AT&T spends less on upgrades, makes more off data

Gizmodo put out an amazing graphical representation of the current AT&T situation. As previously reported, Ralph de la Vega, head of AT&T's consumer services, said that AT&T is upgrading their network to handle the demanding iPhone and its growing customer base, but it may come at a cost to consumers who use a lot of data. The statement came in response to complaints about AT&T's poor network quality.

As seen in the images below, AT&T's "commitment to improving their network" claim could not be further from the truth. Since the release of the original iPhone, AT&T has consistently spent less money on network construction. This seems very strange, considering they beefed up construction right before the iPhone's initial release. With such a high demand phone, AT&T should be expected to continue investing in their network, especially considering the fact that the iPhone was upgraded twice already, allowing it to consume more data, and ultimately bring more customers to the carrier.

Since the release of the iPhone, AT&T's revenue has consistently increased. They now make approximately 80% more revenue from wireless data than they did when the iPhone was initially introduced.
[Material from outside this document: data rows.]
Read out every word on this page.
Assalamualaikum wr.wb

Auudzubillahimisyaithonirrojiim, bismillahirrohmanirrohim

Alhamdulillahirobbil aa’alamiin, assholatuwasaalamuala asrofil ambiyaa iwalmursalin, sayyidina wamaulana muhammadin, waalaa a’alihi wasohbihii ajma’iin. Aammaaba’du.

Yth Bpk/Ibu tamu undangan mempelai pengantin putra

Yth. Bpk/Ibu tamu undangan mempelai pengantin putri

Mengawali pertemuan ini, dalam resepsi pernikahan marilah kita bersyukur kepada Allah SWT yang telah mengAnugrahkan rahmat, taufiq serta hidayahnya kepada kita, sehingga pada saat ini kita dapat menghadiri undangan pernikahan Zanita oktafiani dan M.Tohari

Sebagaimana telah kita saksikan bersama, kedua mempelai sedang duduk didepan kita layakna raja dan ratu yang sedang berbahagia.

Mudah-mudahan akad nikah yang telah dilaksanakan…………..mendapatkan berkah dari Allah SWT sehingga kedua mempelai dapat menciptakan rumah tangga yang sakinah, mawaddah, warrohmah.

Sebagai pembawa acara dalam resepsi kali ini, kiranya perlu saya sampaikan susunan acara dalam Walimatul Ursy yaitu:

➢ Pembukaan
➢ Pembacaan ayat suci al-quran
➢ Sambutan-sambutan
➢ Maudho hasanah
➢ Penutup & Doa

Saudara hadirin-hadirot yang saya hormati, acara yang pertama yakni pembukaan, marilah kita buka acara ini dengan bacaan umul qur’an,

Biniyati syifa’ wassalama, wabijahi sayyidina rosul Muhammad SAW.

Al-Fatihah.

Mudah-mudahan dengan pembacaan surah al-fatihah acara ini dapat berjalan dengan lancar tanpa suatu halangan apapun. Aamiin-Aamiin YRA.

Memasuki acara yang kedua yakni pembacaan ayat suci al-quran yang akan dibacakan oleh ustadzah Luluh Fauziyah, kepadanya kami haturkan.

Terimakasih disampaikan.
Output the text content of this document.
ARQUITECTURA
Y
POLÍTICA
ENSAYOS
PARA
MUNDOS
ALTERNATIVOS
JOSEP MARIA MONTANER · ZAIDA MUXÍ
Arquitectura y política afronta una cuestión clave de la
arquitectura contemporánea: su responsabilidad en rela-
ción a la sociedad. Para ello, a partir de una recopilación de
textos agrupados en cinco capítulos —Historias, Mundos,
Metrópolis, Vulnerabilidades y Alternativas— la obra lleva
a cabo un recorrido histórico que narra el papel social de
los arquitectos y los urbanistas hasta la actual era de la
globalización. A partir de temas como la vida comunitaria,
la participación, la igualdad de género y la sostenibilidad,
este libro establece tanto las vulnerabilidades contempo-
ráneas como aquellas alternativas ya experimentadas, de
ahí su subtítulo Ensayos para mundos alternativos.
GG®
This increase doesn't seem to be slowing down anytime soon, as it has been steadily inclining for the past two years. The post also shows stats regarding the economy's negative effects on AT&T's net income. Guess what? There weren't any. AT&T was able to increase their cash, and cash equivalents on hand by 4.375 billion dollars since the start of 2009. They've seemed to keep profits fairly steady, considering the times.

So why does AT&T complain so much and threaten to charge users more money for less service? Data hungry phones, like the iPhone, are the sole reason for their substantial profit increase. Further scaling back construction will surely cause the network to cripple under the weight of the iPhone.